Flo
D’amore e di altre cose irreversibili
Agualoca Records -2014
D’amore e di altre cose irreversibili segna l’esordio di un connubio inedito e molto interessante: quello fra l’intensa vocalità Flo, la produzione artistica del chitarrista/compositore Ernesto Nobili e la produzione esecutiva della Agualoca Records,
etichetta affiorata nel golfo di Napoli, con lo sguardo rivolto verso latitudini distanti. Il risultato è una manciata di canzoni racchiuse in un cd ricco di ispirate contaminazioni linguistiche - fra portoghese, castigliano, francese, italiano, napoletano, catalano, siciliano – ma anche di amabili incroci musicali, con echi world in costante ritorno centripeto a un suono mediterraneo che è al tempo stesso sensuale ed etereo, popolare e ricercato, solare ma intriso della malinconia di chi vive pienamente la dimensione del mare. Le chitarre classiche/acustiche/elettriche armonizzano su percussioni che rimandano al flamenco, come il cajon, ma anche all’oriente, come il gamelan. Gli ottoni s’innestano negli arrangiamenti suggerendo dimensioni più vicine al klezmer che alla fanfara balcanica, sensazione accentuata dal determinante contributo di clarinetto e clarino basso. In alcuni episodi arrivano gli archi ad avvolgere tutto, spesso con il calore del violoncello, a volte con i guizzi del violino di Lino Cannavacciuolo, come nel frizzante Para que tu me oigas. L’utilizzo del charango getta ponti con l’America latina, come in Ça ne tient pa la route, in cui risultano evidenti le influenze di un sound meticcio alla Manu Chao, oppure nel sinuoso Meu tempo melhor, dove sembra quasi di poter ascoltare un’immaginaria Penguin Cafè Orchestra trapiantata in Amazzonia.

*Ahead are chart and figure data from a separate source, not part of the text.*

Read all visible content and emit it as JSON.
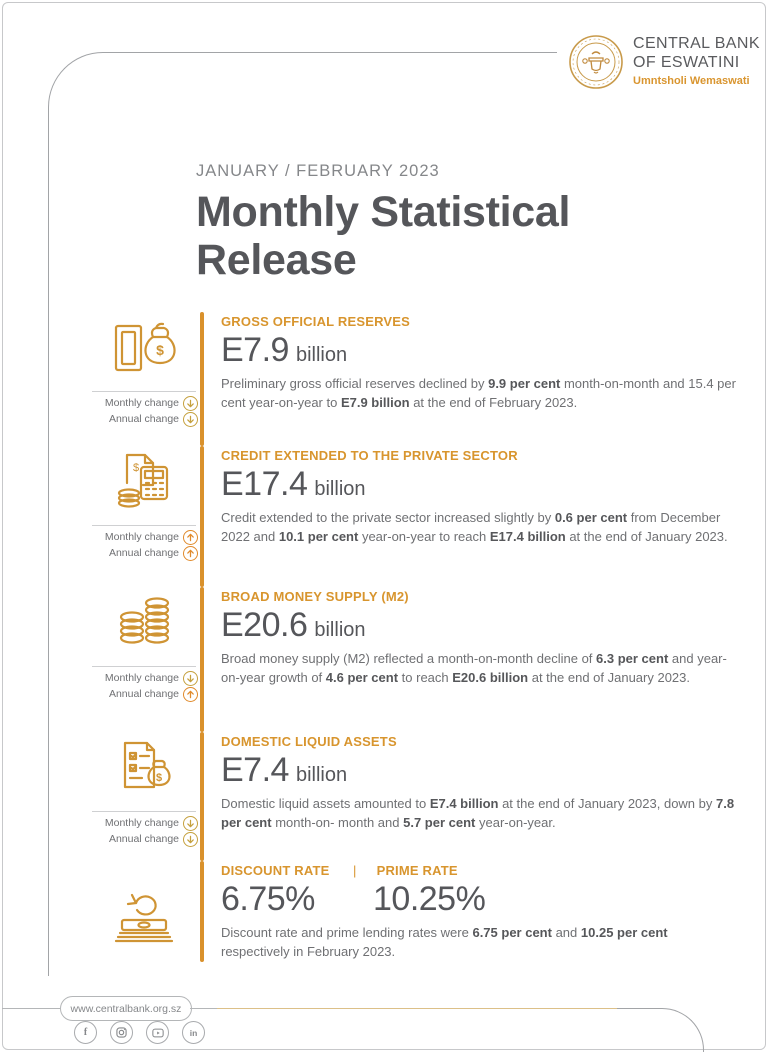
{
  "logo": {
    "org_line1": "CENTRAL BANK",
    "org_line2": "OF ESWATINI",
    "tagline": "Umntsholi Wemaswati"
  },
  "masthead": {
    "period": "JANUARY / FEBRUARY 2023",
    "title_line1": "Monthly Statistical",
    "title_line2": "Release"
  },
  "change_labels": {
    "monthly": "Monthly change",
    "annual": "Annual change"
  },
  "colors": {
    "accent": "#d9912c",
    "up": "#e08a2b",
    "down": "#c5a03d",
    "heading": "#55565a",
    "body_text": "#6f7073"
  },
  "sections": [
    {
      "id": "gross-official-reserves",
      "icon": "gold-bar-money-bag-icon",
      "label": "GROSS OFFICIAL RESERVES",
      "value": "E7.9",
      "unit": "billion",
      "monthly_change": "down",
      "annual_change": "down",
      "body": [
        {
          "t": "Preliminary gross official reserves declined by "
        },
        {
          "t": "9.9 per cent",
          "b": true
        },
        {
          "t": " month-on-month and 15.4 per cent year-on-year to "
        },
        {
          "t": "E7.9 billion",
          "b": true
        },
        {
          "t": " at the end of February 2023."
        }
      ]
    },
    {
      "id": "credit-private-sector",
      "icon": "calculator-coins-icon",
      "label": "CREDIT EXTENDED TO THE PRIVATE SECTOR",
      "value": "E17.4",
      "unit": "billion",
      "monthly_change": "up",
      "annual_change": "up",
      "body": [
        {
          "t": "Credit extended to the private sector increased slightly by "
        },
        {
          "t": "0.6 per cent",
          "b": true
        },
        {
          "t": " from December 2022 and "
        },
        {
          "t": "10.1 per cent",
          "b": true
        },
        {
          "t": " year-on-year to reach "
        },
        {
          "t": "E17.4 billion",
          "b": true
        },
        {
          "t": " at the end of January 2023."
        }
      ]
    },
    {
      "id": "broad-money-supply",
      "icon": "coin-stacks-icon",
      "label": "BROAD MONEY SUPPLY (M2)",
      "value": "E20.6",
      "unit": "billion",
      "monthly_change": "down",
      "annual_change": "up",
      "body": [
        {
          "t": "Broad money supply (M2) reflected a month-on-month decline of "
        },
        {
          "t": "6.3 per cent",
          "b": true
        },
        {
          "t": " and year-on-year growth of "
        },
        {
          "t": "4.6 per cent",
          "b": true
        },
        {
          "t": " to reach "
        },
        {
          "t": "E20.6 billion",
          "b": true
        },
        {
          "t": " at the end of January 2023."
        }
      ]
    },
    {
      "id": "domestic-liquid-assets",
      "icon": "document-money-bag-icon",
      "label": "DOMESTIC LIQUID ASSETS",
      "value": "E7.4",
      "unit": "billion",
      "monthly_change": "down",
      "annual_change": "down",
      "body": [
        {
          "t": "Domestic liquid assets amounted to "
        },
        {
          "t": "E7.4 billion",
          "b": true
        },
        {
          "t": " at the end of January 2023, down by "
        },
        {
          "t": "7.8 per cent",
          "b": true
        },
        {
          "t": " month-on- month and "
        },
        {
          "t": "5.7 per cent",
          "b": true
        },
        {
          "t": " year-on-year."
        }
      ]
    },
    {
      "id": "rates",
      "icon": "banknotes-refresh-icon",
      "separator": "|",
      "rates": [
        {
          "label": "DISCOUNT RATE",
          "value": "6.75%"
        },
        {
          "label": "PRIME RATE",
          "value": "10.25%"
        }
      ],
      "body": [
        {
          "t": "Discount rate and prime lending rates were "
        },
        {
          "t": "6.75 per cent",
          "b": true
        },
        {
          "t": " and "
        },
        {
          "t": "10.25 per cent",
          "b": true
        },
        {
          "t": " respectively in February 2023."
        }
      ]
    }
  ],
  "footer": {
    "website": "www.centralbank.org.sz",
    "social": [
      {
        "name": "facebook"
      },
      {
        "name": "instagram"
      },
      {
        "name": "youtube"
      },
      {
        "name": "linkedin"
      }
    ]
  }
}
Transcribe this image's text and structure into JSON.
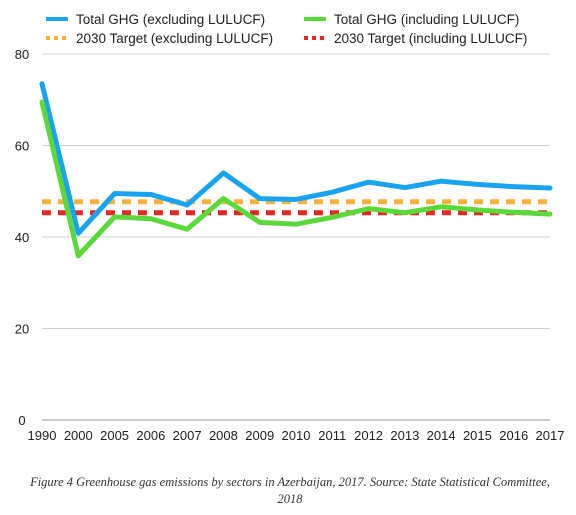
{
  "chart_data": {
    "type": "line",
    "title": "",
    "xlabel": "",
    "ylabel": "",
    "categories": [
      "1990",
      "2000",
      "2005",
      "2006",
      "2007",
      "2008",
      "2009",
      "2010",
      "2011",
      "2012",
      "2013",
      "2014",
      "2015",
      "2016",
      "2017"
    ],
    "ylim": [
      0,
      80
    ],
    "yticks": [
      "0",
      "20",
      "40",
      "60",
      "80"
    ],
    "grid": true,
    "legend_position": "top",
    "series": [
      {
        "name": "Total GHG (excluding LULUCF)",
        "color": "#1aa3f0",
        "style": "solid",
        "values": [
          73.5,
          40.8,
          49.5,
          49.3,
          47.0,
          54.0,
          48.4,
          48.2,
          49.8,
          52.0,
          50.8,
          52.2,
          51.5,
          51.0,
          50.7
        ]
      },
      {
        "name": "Total GHG (including LULUCF)",
        "color": "#5cd93a",
        "style": "solid",
        "values": [
          69.5,
          35.9,
          44.4,
          44.0,
          41.7,
          48.4,
          43.2,
          42.8,
          44.3,
          46.2,
          45.3,
          46.6,
          45.9,
          45.4,
          45.0
        ]
      },
      {
        "name": "2030 Target (excluding LULUCF)",
        "color": "#f6b33c",
        "style": "dashed",
        "values": [
          47.7,
          47.7,
          47.7,
          47.7,
          47.7,
          47.7,
          47.7,
          47.7,
          47.7,
          47.7,
          47.7,
          47.7,
          47.7,
          47.7,
          47.7
        ]
      },
      {
        "name": "2030 Target (including LULUCF)",
        "color": "#e82626",
        "style": "dashed",
        "values": [
          45.3,
          45.3,
          45.3,
          45.3,
          45.3,
          45.3,
          45.3,
          45.3,
          45.3,
          45.3,
          45.3,
          45.3,
          45.3,
          45.3,
          45.3
        ]
      }
    ]
  },
  "caption": "Figure 4 Greenhouse gas emissions by sectors in Azerbaijan, 2017. Source: State Statistical Committee, 2018"
}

Flo è un’interprete che definire interessante è davvero poco, capace com’è di condensare molteplici influenze musicali e restituirle con interpretazioni passionali ed emozionanti. Più Mercedes Sosa che Ana Belén quando è alle prese con il castigliano, più Elis Regina che Astrud Gilberto nell'esposizione della saudade verde oro, più Amalia Rodriguez che Teresa Salgueiro nel far rivivere i chiaroscuri del fado; Flo esprime una vocalità che è al tempo stesso raffinata e dotata di una qualità materiale, quasi corporea, al punto che sembrerebbe di poterla vedere, se non addirittura toccare. Prerogativa che è messa in primo piano nella toccante Santa lluvia, probabilmente il brano più riuscito dell’album, in cui la cantante riversa tutto il suo impressionante potenziale di sensibilità e visceralità; oppure nella solare Olor a luna, in cui è libera di esprimersi in arditi sventolii alla Noa. O Ancora nel sentito omaggio alla canzone napoletana - humus alla base di ogni successiva esplorazione musicale - la struggente Presentimento di E. A. Mario.
Scrivere canzoni in lingue diverse dalla propria è senz’altro indice di forte curiosità intellettuale e apertura mentale; il rischio però è che diventi un modo per nascondersi, per evitare di affrontare i propri demoni e metterli in versi e rima, cosa che può accadere pienamente solo con l’utilizzo della lingua madre. Con questo disco, Flo ha speso bene il suo anno sabatico, visitando i luoghi più amati del suo universo musicale. L’augurio, anzi il presentimento, è che fra le altre cose irreversibili, ci sia anche il ritorno a casa: ad aspettarla ci sono Miranda Martino, Gabriella Ferri, Mia Martini. Ma anche Pino Daniele, Fabrizio De Andrè, Domenico Modugno, Raffaele Viviani, Franco Battiato, Sergio Endrigo, Lucio Dalla, Vincenzo Russo, Carmen Consoli, Paolo Conte…. Non vedo l’ora di ascoltare il racconto del suo prossimo viaggio; possibilmente, in italiano. O in napoletano.